Eurekalert is an interesting RSS feed by the way.
A team of scientists from Boston College and Duke University has developed a highly-engineered metamaterial capable of absorbing all of the light that strikes it – to a scientific standard of perfection...
The metamaterial is the first to demonstrate perfect absorption and unlike conventional absorbers it is constructed solely out of metallic elements, giving the material greater flexibility for applications related to the collection and detection of light, such as imaging, says Padilla, an assistant professor of Physics...
Metamaterial designs give them new properties beyond the limits of their actual physical components and allow them to produce "tailored" responses to radiation. Because their construction makes them geometrically scalable, metamaterials are able to operate across a significant portion of the electromagnetic spectrum.
As you might expect news releases from the Pentagon and military contractors don't include the classified uses of the technology. In this case the potential uses are both obvious and also amazing to think about.
A great deal of military technology is designed along with a counter-measure. This material could be used to make vehicles and soldiers immune to the, yes, directed energy weapons, that they have been actively developing.
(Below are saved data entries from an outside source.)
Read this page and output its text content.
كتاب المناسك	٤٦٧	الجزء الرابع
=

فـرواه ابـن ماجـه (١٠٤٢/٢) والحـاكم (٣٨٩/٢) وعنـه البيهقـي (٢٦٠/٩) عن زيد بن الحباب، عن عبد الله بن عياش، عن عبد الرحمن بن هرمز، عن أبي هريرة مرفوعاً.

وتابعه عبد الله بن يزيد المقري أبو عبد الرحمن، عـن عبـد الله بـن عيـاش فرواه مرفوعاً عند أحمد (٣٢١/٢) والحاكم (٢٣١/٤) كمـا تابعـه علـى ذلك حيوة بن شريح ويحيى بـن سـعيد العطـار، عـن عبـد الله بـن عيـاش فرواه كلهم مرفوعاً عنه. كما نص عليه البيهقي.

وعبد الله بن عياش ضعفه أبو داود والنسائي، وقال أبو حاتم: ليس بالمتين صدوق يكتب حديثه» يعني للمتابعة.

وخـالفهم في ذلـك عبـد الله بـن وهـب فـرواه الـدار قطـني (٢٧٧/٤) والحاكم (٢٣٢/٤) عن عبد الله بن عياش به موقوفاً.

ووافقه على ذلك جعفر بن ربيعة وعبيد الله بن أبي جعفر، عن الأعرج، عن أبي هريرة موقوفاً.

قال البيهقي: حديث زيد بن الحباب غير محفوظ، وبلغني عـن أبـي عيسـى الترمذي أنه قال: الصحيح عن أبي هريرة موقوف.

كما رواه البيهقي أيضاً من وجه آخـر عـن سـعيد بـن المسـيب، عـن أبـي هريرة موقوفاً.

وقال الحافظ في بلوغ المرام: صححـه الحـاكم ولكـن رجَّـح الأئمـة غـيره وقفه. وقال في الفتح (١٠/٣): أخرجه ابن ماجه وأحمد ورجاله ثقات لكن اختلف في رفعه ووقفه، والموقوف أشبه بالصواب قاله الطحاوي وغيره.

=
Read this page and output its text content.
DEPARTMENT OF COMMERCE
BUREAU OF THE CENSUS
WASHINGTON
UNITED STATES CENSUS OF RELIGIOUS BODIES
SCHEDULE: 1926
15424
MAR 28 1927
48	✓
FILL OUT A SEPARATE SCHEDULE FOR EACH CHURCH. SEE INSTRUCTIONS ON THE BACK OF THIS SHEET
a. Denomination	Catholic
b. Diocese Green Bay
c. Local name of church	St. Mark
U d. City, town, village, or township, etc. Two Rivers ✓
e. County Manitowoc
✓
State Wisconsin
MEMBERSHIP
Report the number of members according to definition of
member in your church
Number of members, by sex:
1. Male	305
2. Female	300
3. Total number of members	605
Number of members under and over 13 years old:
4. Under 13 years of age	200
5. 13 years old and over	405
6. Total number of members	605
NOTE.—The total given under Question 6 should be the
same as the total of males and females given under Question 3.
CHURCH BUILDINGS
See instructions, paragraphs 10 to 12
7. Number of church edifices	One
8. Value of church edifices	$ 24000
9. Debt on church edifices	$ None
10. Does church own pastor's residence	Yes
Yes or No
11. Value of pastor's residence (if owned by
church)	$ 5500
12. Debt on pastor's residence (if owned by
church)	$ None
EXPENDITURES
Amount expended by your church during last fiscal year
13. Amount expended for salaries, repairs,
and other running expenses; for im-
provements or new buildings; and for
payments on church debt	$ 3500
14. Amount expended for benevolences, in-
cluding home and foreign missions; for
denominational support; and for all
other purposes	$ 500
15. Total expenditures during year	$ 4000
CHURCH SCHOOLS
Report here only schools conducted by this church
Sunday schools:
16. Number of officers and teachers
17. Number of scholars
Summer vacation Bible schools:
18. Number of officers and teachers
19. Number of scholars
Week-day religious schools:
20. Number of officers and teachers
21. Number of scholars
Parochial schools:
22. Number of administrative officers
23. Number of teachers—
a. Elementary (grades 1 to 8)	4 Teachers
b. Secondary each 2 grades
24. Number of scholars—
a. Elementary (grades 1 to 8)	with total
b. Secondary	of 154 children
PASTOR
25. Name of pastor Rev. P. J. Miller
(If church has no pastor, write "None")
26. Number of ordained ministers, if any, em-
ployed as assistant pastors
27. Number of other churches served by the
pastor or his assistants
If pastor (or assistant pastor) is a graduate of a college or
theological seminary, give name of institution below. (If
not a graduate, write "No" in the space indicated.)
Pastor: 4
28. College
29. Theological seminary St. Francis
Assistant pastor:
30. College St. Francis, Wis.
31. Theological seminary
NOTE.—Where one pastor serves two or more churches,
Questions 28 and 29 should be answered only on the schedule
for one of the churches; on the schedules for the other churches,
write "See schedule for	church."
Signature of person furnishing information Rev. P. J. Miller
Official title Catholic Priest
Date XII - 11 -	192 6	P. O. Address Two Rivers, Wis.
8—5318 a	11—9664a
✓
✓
The armor could absorb laser blasts (a gun that creates localized explosions within organic tissue), microwave radiation (the pain ray), and some things we haven't yet heard of.
This is where it gets really far out. If they set it to absorb all waves in the visible spectrum all you would see was a hole in space and its shadow. Like the time portals in "The Time Bandits," no light would reflect off its surface. It would look like a flat void in space. Can you imaging watching those things turn on an off? Or being arrested by a police officer that looks like a silhouette void in space?
With a possible development toward use in camouflage this might help us create the first cloaking devices.